21. The High Court held that income derived from the farms maintained by the Board was exempt because it was property held under trust. It will be seen that in this case also the Coffee Board had acquired the farms from its own income. The farms had not been settled with the Coffee Board by their owners to be held in trust.
22. In C.I.T. vs. Andhra Chamber of Commerce, the Chamber of Commerce, from its own funds, purchases, a building, which it altered and improved, moved its offices into that building and let out portions not required for its use to tenants. The question was whether the building was property held under trust and the income from the building was exempt.
23. The Supreme Court held that the objects of the Chamber of Commerce were charitable and so the income from its building was exempt as the building was held under a legal obligation for charitable purposes. At page 729 the Court observed -
'It is true that in this case there is in fact no trust in respect of the income derived from the building owned by the assessee. But the property and the income therefrom is held under a legal obligation, for, by the terms of the permission granted by the Government to the assessee to exclude from its name the use of the word limited, and by the express terms of clause 4 of the Memorandum of Association, the property and its income are liable to be utilised solely for the purposes set out in the Memorandum of Association'.
24. The true position is : given a trust or institution for charitable purposes, whose income is to be utilized for carrying out its objects, the donations made to it or the income earned by it (in the course of carrying out its objects) are, in law, property deemed to be held under trust or legal obligation that it cannot be lawfully utilised except for achieving its objects.
25. If a trust or institution utilizes such donations or income for acquiring an income-yielding asset, e.g., an immovable property, like the farms in the Coffee Board, case, or a building (as in Andhra Chambers case) or even movables, like yarn or cloth (see All India Spinners Association case), these are all properties, and properties held under trust or legal obligation within meaning of S. 11, Income Tax Act, 1961. The present is also a case of this category.
26. Here the property, namely, the shops owned by the assessee were constructed out of donations received by it, and are utilised in order to carry out the primary objects of the assessee.

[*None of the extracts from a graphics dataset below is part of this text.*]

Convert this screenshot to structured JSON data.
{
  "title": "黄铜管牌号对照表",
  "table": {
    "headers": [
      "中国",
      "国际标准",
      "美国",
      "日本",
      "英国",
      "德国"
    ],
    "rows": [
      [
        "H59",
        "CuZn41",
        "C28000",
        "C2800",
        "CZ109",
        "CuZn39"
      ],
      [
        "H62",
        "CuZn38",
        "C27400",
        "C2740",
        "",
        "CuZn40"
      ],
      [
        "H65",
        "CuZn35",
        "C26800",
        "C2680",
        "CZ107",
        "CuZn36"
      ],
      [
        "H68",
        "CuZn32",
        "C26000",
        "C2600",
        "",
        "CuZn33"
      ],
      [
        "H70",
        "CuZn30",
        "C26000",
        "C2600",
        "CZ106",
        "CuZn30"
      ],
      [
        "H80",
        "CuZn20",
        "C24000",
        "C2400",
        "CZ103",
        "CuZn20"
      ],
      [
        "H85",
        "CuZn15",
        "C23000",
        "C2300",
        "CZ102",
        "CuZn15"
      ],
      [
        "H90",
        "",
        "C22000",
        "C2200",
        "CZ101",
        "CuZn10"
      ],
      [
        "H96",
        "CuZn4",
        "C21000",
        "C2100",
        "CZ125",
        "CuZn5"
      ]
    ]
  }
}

They as well as income from wrestling matches, music Sammelan etc. are hence held by the assessee under a legal obligation. The Tribunal was justified in holding that the case fell within the purview of clause (b) of S. 11(1) and that the assessee was entitled to exemption under it.
27. In the result the two questions referred at the instance of the assessee are returned unanswered.
28. The question referred at the instance of the Revenue is answered in the affirmative, in favour of the assessee and against the Department.
29. Since no one has appeared on behalf of the assessee, there will be no order as to costs.